Testing was done on my Lenovo ThinkPad X220, the following arch-iso was used:

Icon archlinux-2019.02.01-x86_64.iso

Icon Booting the Installation Media

Place the copy of the Arch Linux installation media in your machine (CD/DVD or USB) and reboot. Enter BIOS if necessary to modify the boot device order in order to boot from the media.

The system will start at an EFI boot menu, which should auto boot the Arch Linux ISO in a few seconds (provided the keyboard is not touched).

When the system has finished the boot up process, it should automatically login to the terminal with the root account.

Icon Pre-Installation

If using a non-US keymap, specify which keymap to load.

root ~ # ls /usr/share/kbd/keymaps/

Organization is laid out in directories as Machine Type / Keyboard Type, take the filename without the extension and plug it into the command loadkeys.

root ~ # loadkeys de-latin1

Icon Networking

Make sure the network is connected and internet access is working (for wired network connections, dhcp was already loaded on boot).

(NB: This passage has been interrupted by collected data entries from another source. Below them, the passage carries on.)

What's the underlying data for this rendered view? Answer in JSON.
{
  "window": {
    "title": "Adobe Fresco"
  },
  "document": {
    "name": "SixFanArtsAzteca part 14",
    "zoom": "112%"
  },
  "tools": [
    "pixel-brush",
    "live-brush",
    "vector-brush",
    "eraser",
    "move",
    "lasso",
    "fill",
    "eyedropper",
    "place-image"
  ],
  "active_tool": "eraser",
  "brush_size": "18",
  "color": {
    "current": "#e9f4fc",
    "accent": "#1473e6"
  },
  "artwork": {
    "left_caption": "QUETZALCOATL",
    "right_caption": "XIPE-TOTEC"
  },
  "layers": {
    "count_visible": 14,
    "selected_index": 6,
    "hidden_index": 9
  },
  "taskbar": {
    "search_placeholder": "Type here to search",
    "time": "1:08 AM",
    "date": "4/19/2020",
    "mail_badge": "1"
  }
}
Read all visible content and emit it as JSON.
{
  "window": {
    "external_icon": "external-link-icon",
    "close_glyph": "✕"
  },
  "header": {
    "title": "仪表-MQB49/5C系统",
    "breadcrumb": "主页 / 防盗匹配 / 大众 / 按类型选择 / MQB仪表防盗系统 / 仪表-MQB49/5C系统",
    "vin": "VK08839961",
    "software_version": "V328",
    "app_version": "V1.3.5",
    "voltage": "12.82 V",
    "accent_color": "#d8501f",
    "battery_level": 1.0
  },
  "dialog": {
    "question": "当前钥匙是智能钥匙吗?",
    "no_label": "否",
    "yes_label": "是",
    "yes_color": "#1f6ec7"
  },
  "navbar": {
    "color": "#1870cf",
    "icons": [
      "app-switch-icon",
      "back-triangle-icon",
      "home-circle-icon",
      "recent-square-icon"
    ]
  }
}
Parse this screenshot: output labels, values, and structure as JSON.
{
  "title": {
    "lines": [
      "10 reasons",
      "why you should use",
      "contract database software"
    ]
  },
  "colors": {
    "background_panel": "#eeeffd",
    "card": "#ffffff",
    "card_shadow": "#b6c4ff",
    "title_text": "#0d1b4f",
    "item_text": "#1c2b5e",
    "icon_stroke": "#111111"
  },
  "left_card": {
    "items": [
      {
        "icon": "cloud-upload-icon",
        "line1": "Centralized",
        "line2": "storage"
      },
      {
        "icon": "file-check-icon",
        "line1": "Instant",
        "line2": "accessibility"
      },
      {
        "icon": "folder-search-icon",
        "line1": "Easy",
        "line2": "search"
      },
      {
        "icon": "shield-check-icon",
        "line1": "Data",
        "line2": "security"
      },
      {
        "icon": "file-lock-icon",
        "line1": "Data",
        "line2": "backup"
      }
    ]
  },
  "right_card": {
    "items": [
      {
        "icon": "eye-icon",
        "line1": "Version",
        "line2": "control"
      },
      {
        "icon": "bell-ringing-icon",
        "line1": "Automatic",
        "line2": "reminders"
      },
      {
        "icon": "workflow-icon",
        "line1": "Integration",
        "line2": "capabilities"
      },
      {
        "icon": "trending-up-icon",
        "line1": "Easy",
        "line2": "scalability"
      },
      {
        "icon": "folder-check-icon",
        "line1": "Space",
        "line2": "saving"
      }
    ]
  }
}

root ~ # ping archlinux.org

Connection to a wireless network requires user interaction and clearly has no idea what to connect to at boot. To connect to a wireless network use wifi-menu.

root ~ # wifi-menu

Also run dhcpcd if you did not obtain an ip address automatically.

root ~ # dhcpcd wlp3s0
IconThe name of your wireless interface may be different, consult ip addr.

Icon Installation via SSH

Installing remotely from another computer using SSH can be a lot faster, but requires the use of another machine. Remember, copy and paste work over SSH.

To start ssh in the installation environment, start the openssh service with systemd and then set the root password.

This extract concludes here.